2. Identify Large Files
To identify large files consuming disk space, use:
sudo du -ah / | sort -rh | head -n 20
Expected Output
This command lists the top 20 largest files and directories:
45G /
10G /var/log
5G /home/user/largefile
...
3. Clean Up Log Files
If log files are consuming a lot of space, consider cleaning them up. For example, to clear a specific log file:
sudo truncate -s 0 /var/log/large_log_file.log
Expected Output
The log file size should be reduced to 0 bytes:
ls -lh /var/log/large_log_file.log
4. Remove Unnecessary Files
Remove any unnecessary files or directories. For example:
sudo rm -rf /path/to/unnecessary/files
Expected Output
The specified files or directories should be deleted, freeing up space.

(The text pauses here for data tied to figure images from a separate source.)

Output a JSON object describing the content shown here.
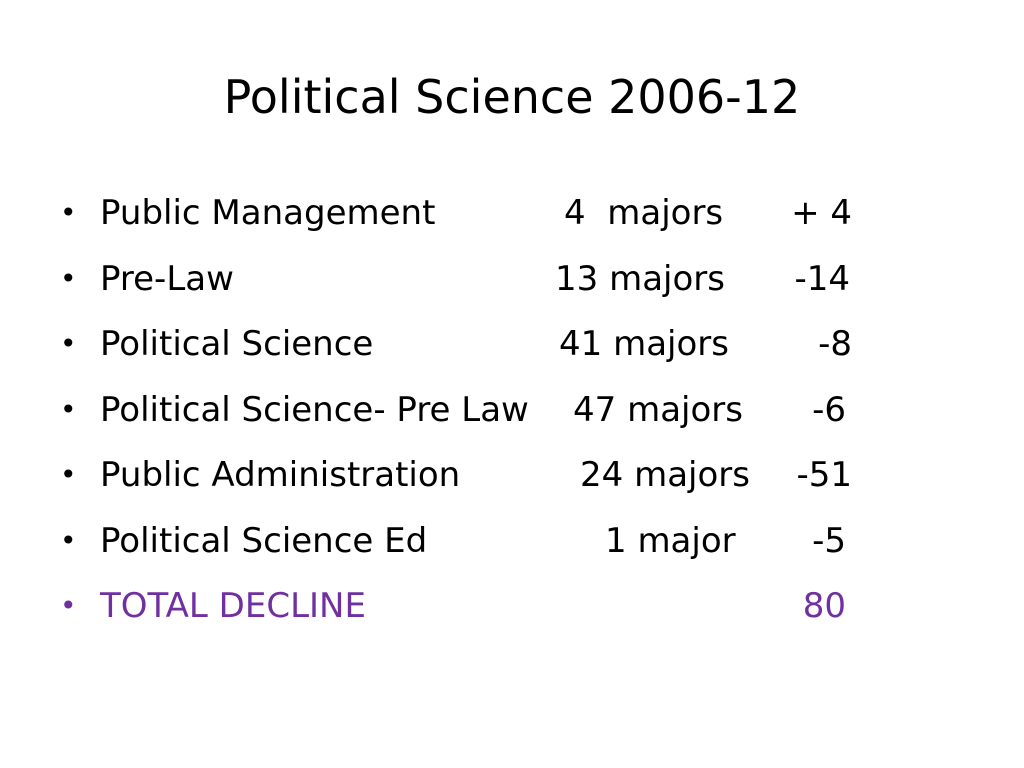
{
  "slide": {
    "title": "Political Science 2006-12",
    "bullet_symbol": "•",
    "rows": [
      {
        "name": "Public Management",
        "count": "4  majors",
        "change": "+ 4"
      },
      {
        "name": "Pre-Law",
        "count": "13 majors",
        "change": "-14"
      },
      {
        "name": "Political Science",
        "count": "41 majors",
        "change": "-8"
      },
      {
        "name": "Political Science- Pre Law",
        "count": "47 majors",
        "change": "-6"
      },
      {
        "name": "Public Administration",
        "count": "24 majors",
        "change": "-51"
      },
      {
        "name": "Political Science Ed",
        "count": "1 major",
        "change": "-5"
      }
    ],
    "total": {
      "name": "TOTAL DECLINE",
      "value": "80"
    },
    "colors": {
      "text": "#000000",
      "total": "#7030a0",
      "background": "#ffffff"
    }
  }
}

5. Check for Temporary Files
Clean up temporary files that may not be needed:
sudo rm -rf /tmp/*
Expected Output
The /tmp directory should be cleared of temporary files.
6. Extend Disk Space
If the disk space is insufficient, consider extending the disk space. This can be done through your cloud provider’s management console or using command-line tools specific to your environment.
Additional Steps
1. Monitor Disk Usage
Continuously monitor disk usage to ensure it remains within acceptable limits. Use tools like prometheus and grafana to set up dashboards and alerts.
2. Automate Log Rotation
Set up log rotation to prevent log files from growing uncontrollably. Edit the logrotate configuration file (usually /etc/logrotate.conf or /etc/logrotate.d/*):
sudo nano /etc/logrotate.conf
Example Configuration
/var/log/large_log_file.log {
daily
rotate 7
compress
missingok
notifempty
create 0640 root utmp
sharedscripts
postrotate
/usr/bin/systemctl reload rsyslog > /dev/null 2>&1 || true
endscript
}
By following these steps, you should be able to troubleshoot and resolve the “NodeFilesystemAlmostOutOfSpace” alert. If the issue persists, further investigation into the specific filesystem and its usage may be necessary.